Kim consulted me for "sinus" related issues about a year ago. At that time, she was 47, had moved to Arizona from Michigan about eight years ago and worked as a middle school teacher.
She has had nasal allergy (hay fever) symptoms since childhood. She received allergy desensitization injections for less than a year as a child and it was stopped because her family moved.
In the last two years, she got treated for sinus infections at least six times per year. She underwent sinus surgery for removal of polyps from her nose about eight years ago before moving to Arizona and one more time about three years ago in another town in Arizona.
Just recently before consulting me, her primary care physician treated her with two courses of antibiotics for a total of three weeks for a suspected sinus infection. She still felt stuffy and congested in the nostrils. On blowing the nose, she got dark green mucus of rubbery consistency (like peanut butter).
She could hardly breathe through the nose and could not smell or taste anything. She snored heavily and slept poorly. She felt tired and lacked energy as a result.
She had tried several over-the-counter and prescription allergy tablets without benefit. She could not tolerate aspirin and NSAIDs as they made her wheeze and cough.
Examination in the office revealed an exhausted patient with tired-looking eyes with dark circles around, congested and swollen tissues inside her nose, light greenish yellow mucus in her nostrils, bad breath and postnasal drainage of mucus.
Her right eardrum looked dull and red. Pressure over the sinuses elicited slight pain. Some wheezing could be heard intermittently on listening to her chest. The rest of the examination was normal.
Her blood tests revealed normal numbers of eosinophils (the type of white blood cell that typically goes up in number in allergy and asthma sufferers) and moderately increased IgE level (the antibody protein that causes allergy and asthma).
Her immune evaluation was completely normal without any indication of immunodeficiency (genetic or acquired defect of the immune system to fight infections). Allergy skin testing in the office showed that she was highly allergic to several grass, weed and tree pollens that are common in the Southwest.
She also tested moderately positive for three of the mold spores and cat and dog dander. Her breathing test in the office showed the presence of mild asthma. NIOX measurement of nitric oxide level in her exhaled breath showed significant elevation - indicative of allergic inflammation of airway lining.
A CT scan of the sinuses revealed complete opacification (whiteness instead of darkness) of all her sinus cavities in the skull - indicative of significant sinus infection.
I referred the patient to a local ENT doctor who recommended sinus surgery for the third time. Kim elected to undergo the surgery. Biopsy of tissues from her sinus cavities revealed the presence of a condition known as Allergic Fungal Sinusitis.
After the surgery, Kim was told to use saline nasal irrigations and intranasal steroid sprays (fluticasone) twice daily and to avoid aspirin and NSAIDs completely. She was also started on a prolonged and tapering course of steroids (prednisone) by mouth. She was referred back to me for starting allergy desensitization injections for pollens, mold and animal dander.

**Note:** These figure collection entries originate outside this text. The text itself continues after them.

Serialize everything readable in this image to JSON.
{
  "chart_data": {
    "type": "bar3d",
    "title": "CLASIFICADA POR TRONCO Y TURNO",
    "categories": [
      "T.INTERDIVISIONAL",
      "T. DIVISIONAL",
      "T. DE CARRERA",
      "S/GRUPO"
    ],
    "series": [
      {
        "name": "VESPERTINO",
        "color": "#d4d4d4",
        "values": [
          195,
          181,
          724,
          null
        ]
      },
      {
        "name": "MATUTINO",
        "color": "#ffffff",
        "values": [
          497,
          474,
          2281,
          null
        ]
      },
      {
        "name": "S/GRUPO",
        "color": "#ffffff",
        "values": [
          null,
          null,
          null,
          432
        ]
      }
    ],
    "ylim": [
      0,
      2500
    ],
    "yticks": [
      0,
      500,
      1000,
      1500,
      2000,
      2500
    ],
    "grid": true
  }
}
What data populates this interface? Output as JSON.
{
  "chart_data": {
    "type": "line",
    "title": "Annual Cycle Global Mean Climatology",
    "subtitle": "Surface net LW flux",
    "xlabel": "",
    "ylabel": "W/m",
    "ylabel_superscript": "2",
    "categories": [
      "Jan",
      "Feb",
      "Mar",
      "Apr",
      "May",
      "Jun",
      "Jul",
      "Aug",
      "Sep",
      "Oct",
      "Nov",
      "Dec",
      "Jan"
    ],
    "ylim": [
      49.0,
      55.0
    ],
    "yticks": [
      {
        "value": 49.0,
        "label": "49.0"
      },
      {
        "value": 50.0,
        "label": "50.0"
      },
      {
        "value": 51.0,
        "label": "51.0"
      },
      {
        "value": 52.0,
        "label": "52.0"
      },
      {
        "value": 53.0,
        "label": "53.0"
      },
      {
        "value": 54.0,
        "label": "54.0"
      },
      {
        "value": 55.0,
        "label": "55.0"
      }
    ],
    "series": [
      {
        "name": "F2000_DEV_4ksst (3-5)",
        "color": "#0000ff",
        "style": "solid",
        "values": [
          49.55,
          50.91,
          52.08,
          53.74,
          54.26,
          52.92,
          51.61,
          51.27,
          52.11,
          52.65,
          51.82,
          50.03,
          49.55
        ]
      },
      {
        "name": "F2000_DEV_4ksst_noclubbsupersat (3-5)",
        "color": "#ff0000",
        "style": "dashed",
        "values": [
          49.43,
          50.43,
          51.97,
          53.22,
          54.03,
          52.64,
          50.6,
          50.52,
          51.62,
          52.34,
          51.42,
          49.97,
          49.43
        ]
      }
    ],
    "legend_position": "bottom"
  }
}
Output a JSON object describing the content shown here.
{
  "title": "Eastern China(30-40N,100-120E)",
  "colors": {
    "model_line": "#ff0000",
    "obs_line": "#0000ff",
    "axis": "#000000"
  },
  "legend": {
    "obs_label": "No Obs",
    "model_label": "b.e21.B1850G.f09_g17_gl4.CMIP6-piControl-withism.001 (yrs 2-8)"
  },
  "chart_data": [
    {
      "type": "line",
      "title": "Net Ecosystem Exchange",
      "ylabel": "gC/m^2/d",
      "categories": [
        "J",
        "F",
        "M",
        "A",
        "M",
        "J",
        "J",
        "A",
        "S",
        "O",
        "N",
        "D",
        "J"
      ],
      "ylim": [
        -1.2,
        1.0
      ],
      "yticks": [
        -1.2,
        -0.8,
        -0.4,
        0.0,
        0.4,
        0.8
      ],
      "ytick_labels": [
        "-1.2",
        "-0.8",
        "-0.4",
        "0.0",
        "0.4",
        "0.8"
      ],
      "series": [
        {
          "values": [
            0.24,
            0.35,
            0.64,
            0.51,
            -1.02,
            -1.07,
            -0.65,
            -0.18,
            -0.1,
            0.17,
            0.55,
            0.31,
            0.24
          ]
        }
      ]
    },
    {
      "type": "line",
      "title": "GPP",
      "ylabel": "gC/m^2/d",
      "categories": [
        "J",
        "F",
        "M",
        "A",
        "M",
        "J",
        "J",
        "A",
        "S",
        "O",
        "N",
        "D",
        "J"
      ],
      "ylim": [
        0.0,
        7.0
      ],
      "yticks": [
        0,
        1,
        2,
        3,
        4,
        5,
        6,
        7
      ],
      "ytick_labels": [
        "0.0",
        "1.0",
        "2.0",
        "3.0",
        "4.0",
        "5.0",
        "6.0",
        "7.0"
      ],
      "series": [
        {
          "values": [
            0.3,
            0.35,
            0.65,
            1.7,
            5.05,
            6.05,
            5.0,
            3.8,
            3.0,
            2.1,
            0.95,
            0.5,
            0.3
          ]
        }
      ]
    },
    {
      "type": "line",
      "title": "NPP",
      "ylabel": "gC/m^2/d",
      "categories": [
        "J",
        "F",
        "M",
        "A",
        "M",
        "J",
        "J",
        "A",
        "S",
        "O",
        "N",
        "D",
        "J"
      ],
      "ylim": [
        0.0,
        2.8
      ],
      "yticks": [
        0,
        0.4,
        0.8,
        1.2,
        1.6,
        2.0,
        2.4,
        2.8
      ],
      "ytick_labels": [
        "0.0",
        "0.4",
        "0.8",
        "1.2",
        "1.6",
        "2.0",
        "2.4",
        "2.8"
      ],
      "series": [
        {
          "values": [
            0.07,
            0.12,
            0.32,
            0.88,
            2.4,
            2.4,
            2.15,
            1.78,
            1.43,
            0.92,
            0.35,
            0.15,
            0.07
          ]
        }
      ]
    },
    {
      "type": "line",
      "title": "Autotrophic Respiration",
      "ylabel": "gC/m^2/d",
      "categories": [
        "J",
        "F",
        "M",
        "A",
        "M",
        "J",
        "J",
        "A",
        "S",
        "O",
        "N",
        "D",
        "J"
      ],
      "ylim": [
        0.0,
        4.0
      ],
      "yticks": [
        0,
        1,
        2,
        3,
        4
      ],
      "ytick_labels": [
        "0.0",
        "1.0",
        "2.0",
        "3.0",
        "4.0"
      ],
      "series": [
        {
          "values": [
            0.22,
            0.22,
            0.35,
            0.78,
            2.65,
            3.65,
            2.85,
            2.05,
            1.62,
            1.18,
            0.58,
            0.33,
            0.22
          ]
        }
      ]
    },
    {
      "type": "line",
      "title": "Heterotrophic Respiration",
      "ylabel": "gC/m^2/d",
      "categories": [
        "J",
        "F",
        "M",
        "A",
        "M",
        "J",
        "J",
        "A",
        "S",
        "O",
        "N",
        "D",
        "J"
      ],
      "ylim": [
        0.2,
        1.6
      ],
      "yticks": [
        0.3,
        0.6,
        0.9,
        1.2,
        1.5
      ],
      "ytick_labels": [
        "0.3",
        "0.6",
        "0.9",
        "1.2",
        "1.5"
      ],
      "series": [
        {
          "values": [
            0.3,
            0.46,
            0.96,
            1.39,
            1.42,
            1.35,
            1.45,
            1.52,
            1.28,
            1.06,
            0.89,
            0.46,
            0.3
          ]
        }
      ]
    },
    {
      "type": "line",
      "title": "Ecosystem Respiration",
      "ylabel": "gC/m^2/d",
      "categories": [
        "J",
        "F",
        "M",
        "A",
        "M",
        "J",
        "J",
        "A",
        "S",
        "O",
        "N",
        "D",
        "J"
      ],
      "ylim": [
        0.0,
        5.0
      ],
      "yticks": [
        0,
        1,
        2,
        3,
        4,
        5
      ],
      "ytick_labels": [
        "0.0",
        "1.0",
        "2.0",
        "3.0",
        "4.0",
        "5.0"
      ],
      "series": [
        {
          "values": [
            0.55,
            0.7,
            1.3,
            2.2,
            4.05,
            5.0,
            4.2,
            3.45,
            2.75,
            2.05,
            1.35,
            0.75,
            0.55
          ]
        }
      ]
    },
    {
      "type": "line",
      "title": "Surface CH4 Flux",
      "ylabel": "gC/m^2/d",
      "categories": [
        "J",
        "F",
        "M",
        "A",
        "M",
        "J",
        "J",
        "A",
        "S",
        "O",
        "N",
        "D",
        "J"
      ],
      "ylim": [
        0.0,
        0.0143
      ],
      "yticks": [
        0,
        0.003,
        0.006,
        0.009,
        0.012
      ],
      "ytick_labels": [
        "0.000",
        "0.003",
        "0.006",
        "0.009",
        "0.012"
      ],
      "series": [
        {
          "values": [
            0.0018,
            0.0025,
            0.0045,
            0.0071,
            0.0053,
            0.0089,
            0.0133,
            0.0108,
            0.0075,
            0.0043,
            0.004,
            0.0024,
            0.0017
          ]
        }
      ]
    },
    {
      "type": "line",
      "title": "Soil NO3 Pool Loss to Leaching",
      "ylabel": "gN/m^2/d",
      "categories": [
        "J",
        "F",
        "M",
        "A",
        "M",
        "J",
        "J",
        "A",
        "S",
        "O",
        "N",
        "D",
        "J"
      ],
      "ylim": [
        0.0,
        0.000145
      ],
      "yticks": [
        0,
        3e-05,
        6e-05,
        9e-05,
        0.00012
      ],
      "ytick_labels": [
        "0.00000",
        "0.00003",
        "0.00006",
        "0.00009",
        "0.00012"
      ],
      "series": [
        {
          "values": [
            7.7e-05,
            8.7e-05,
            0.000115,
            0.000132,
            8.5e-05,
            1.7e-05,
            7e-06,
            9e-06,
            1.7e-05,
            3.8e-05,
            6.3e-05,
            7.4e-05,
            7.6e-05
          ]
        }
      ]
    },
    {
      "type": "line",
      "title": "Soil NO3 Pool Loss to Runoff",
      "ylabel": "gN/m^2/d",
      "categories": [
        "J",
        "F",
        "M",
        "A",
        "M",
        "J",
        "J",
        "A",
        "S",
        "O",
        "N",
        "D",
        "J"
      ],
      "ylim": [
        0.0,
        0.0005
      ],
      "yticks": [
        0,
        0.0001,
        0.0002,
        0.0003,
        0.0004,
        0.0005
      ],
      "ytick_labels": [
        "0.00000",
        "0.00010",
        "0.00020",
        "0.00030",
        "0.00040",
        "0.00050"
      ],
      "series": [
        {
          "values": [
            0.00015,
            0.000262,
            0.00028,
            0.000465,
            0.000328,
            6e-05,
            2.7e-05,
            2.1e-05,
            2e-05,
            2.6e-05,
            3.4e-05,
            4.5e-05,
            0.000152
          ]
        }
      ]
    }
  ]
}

Now, it is a year since surgery and starting allergy injections, medications and saline irrigations of her nose, Kim has done exceptionally well with just one episode of sinus infection in the interim. She has been off prednisone for several months now. She receives her influenza vaccination every year and received a pneumonia vaccine once following my advice.
She washes her hands frequently. She takes her allergy and asthma medications regularly. She is able to breathe through the nose without any difficulty, can smell and taste food again (to her intense enjoyment!) and is able to work without getting tired. She is very thankful and pleased.
The above situation describes a classic case of someone with Allergic Fungal Sinusitis. It is common in Arizona, affecting people who are highly atopic (allergic, as shown by presence of positive allergy skin or blood tests) and who have a history of hypertrophic rhinosinusitis (nasal polyps and chronic sinus infections). Aspirin allergy and asthma may coexist.
Often they give a history of passing nasal casts (dark green mucus of peanut butter rubbery consistency) on blowing their noses. Typically, they have a normally functioning immune system.
It is not uncommon for such patients to undergo more than one sinus surgery before the condition is diagnosed and treated. The diagnosis is clinched by doing a biopsy and culture of sinus linings during sinus surgery. The biopsy shows presence of Allergic Mucin, eosinophils and other related material and fungal hyphae (fungal threads). The culture may grow fungus. Bipolaris and Aspergillus are the most commonly isolated fungi - perhaps due to their prevalence in Arizona.
Allergic Fungal Sinusitis is caused by allergic inflammation in the nose and sinus cavities caused by inhaling fungal spores. This is to be differentiated from common bacterial sinus infections and invasive fungal infections of the sinuses.
The later is a destructive process that erodes through bones of the skull and invades other organs by spreading through blood. The invasive fungal sinusitis is rare and typically affects people with compromised immune function and rarely affects normal healthy people.
If you get frequent and documented sinus infections requiring one or more sinus surgeries, talk to your doctor to find out if you have the Allergic Fungal Sinusitis.